La version edité de Cerbère ne contient pas ce chapitre qui n'est qu'une ébauche, tout comme les suivant, d'une autre aventure de Shallan. Si un jour elle doit abouir elle sera cerainement remaniée
Guillem ferme les yeux et doucement s'endort.
Il se sent bien.
Malgré l'épuisement et la tristesse que je peux encore sentir aussi bien dans son corps que dans son esprit, il est calme et détendu.
Pour la première fois depuis une éternité, lui semble-t-il, il se sent en sécurité.
Il est confiant.
Tout comme moi.
Je mesure parfaitement le bond en avant que Guillem à fait en une seule journée!
Je sais qu'il ne s'arrêtera pas en si bonne voie!
Même les difficultés qui ne manqueront pas d'apparaître sur son chemin ne le feront pas renoncer.
Je le crois fermement.
J'en suis convaincue et cela me rend un peu triste.
Car je m'aperçois qu'il n'a plus vraiment besoin de moi.
Que je n'ai plus de raison de rester maintenant.
Je voudrais....
...
Finalement je ne suis pas si différent de la fille de Kate.
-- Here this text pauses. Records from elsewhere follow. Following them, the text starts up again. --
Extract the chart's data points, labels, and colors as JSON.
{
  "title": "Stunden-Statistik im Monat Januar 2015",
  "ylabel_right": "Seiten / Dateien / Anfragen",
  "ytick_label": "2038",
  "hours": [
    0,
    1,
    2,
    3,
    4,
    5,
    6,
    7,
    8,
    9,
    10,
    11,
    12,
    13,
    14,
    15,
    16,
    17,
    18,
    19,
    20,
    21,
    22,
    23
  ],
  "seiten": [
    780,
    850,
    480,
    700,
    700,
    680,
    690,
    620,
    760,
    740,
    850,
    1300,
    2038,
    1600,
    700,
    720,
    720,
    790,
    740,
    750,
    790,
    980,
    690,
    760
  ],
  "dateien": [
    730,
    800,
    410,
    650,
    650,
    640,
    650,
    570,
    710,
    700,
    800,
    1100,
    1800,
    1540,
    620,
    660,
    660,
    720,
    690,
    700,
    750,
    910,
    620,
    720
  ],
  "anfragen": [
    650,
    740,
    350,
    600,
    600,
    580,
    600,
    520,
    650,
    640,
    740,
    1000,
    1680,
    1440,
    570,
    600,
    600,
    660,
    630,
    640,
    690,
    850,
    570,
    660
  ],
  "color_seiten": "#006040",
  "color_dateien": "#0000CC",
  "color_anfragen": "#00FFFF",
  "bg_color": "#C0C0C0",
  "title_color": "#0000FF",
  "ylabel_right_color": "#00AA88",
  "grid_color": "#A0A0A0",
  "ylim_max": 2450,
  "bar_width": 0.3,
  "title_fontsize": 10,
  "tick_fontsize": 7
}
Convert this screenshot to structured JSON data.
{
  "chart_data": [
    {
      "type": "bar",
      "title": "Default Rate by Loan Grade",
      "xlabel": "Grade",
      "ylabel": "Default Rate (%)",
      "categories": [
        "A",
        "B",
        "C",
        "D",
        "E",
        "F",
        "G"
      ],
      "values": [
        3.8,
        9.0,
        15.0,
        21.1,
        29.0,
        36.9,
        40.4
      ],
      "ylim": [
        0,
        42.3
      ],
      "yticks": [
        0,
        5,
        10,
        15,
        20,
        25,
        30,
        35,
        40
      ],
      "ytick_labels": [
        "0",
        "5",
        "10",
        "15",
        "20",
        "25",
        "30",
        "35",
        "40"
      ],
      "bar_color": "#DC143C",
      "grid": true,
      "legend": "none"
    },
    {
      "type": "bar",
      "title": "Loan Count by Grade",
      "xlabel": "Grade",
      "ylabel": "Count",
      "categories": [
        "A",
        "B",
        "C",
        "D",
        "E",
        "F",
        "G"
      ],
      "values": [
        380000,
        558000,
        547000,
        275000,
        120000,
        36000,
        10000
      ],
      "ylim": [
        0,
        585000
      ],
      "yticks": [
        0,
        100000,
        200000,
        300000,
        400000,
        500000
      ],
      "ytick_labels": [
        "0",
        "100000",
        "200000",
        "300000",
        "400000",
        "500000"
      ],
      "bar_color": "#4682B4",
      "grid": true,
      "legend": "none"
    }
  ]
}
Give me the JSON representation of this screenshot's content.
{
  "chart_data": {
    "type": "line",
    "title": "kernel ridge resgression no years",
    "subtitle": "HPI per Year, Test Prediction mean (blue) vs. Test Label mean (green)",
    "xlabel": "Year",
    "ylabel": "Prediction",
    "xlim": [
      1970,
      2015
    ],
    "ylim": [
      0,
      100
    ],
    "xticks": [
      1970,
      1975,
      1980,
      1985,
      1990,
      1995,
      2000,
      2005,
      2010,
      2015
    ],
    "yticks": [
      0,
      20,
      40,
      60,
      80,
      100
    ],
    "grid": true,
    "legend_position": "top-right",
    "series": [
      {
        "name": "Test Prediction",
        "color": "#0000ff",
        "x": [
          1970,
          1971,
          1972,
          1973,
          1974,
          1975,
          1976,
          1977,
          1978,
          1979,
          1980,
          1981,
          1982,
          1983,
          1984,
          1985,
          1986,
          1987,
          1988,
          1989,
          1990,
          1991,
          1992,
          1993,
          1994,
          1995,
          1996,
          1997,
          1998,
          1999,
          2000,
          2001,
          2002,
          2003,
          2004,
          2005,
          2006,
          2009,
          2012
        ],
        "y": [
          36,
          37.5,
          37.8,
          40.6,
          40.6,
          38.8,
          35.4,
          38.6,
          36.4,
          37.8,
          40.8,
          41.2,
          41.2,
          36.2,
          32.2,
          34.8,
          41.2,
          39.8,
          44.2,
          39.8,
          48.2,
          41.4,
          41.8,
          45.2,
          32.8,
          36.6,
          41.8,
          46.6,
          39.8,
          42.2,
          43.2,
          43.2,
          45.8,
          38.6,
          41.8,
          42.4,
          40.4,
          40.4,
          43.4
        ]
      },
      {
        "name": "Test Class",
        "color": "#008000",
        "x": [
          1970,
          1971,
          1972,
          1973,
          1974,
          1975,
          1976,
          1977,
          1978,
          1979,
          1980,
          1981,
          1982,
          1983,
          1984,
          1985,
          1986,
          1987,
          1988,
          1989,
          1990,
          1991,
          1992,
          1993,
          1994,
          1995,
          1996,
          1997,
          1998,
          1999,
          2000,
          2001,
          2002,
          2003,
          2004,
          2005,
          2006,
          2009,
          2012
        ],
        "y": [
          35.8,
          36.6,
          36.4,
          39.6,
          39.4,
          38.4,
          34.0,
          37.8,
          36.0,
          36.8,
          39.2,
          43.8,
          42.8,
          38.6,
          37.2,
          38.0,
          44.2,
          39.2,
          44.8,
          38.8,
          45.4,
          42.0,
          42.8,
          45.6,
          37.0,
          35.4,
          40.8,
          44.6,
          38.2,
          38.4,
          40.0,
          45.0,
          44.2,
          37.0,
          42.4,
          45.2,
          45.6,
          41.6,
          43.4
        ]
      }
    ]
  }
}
Elle ne voulait pas quitter sa mère
Je suis tout aussi égocentrique qu'elle
Le laisser me fait beaucoup de peine...
Le laisser me rend triste, jaloux!
Et même si je sais parfaitement ce que je dois faire, je n'en ai pas la moindre envie!
...
Je sais!
Je sais très bien que ce que j'ai dit!
Ce que j'ai juré haut et fort à Kate, mais cela n'empêche que c'est très dur!
Oui je vais partir !
Et le laisser continuer!
Sans moi!
C'est ce qu'il y a de mieux pour lui!
« C'est fou comme on s'attache, n'est ce pas? » M'interrompt une voix que je reconnais.
C'est celle de la mort.
Il se tient debout devant le lit de Guillem.
Il fixe le corps endormit de mon camarade avec un sourire moqueur qui ne me plaît pas.
Il tend la main.
J'ai l'impression d'être saisit par le cou au niveau de mon collier et tiré en avant.
Il m'extirpe sans ménagement du corps de Guillem.
Je me retient d' hurler.
Cela lui ferait trop plaisir!
Son sourire narquois s'agrandit et il me relâche.
« Ce n'est pas beau de bouder, Shallan! Tu pourrais me répondre. » reprend-t-il.
Je hausse les épaules en le faisant profiter de ma grimace la plus dédaigneuse.
J'observe Guillem qui dors puis Michel qui toujours assis sur le fauteuil à côté du lit, semble plongé dans une profonde réflexion.
« Je ne vois pas pourquoi je vous répondrais, alors que vous connaissez déjà ma réponse! »
Il éclate de rire.
Il a apparemment décidé de se moquer de moi jusqu'au bout.
Mais cela n'a pas d'importance.
Ma mission est finit maintenant...
« Qui t-as dit qu'elle était finit? » Me demande la mort en s'arrêtant de rire brusquement.
Je me tourne vers lui surpris.
« J'ai remplis la mission que vous m'aviez confié »
Ma voix tremble.
D'inquiétude: Guillem ne serait pas encore sortit d'affaire?
Mais aussi d'espoir!
L'espoir que mon ancien camarade ait encore besoin de moi!
A nouveau la honte et la culpabilité m'envahisse!
Je ne devais pas espérer cela!
C'est trop égoïste!
Trop humain!
Mes paroles n'étaient-elles que tromperies?
Ne suis-je pas capable de tenir mes engagements?
De tenir ma parole ?
Peut être que Guillem avait raison!
Que les mots ne sont que mensonges....
« Avance d'un pas, recule de deux! » Me nargue l'homme au catogan avec un soupir exaspéré.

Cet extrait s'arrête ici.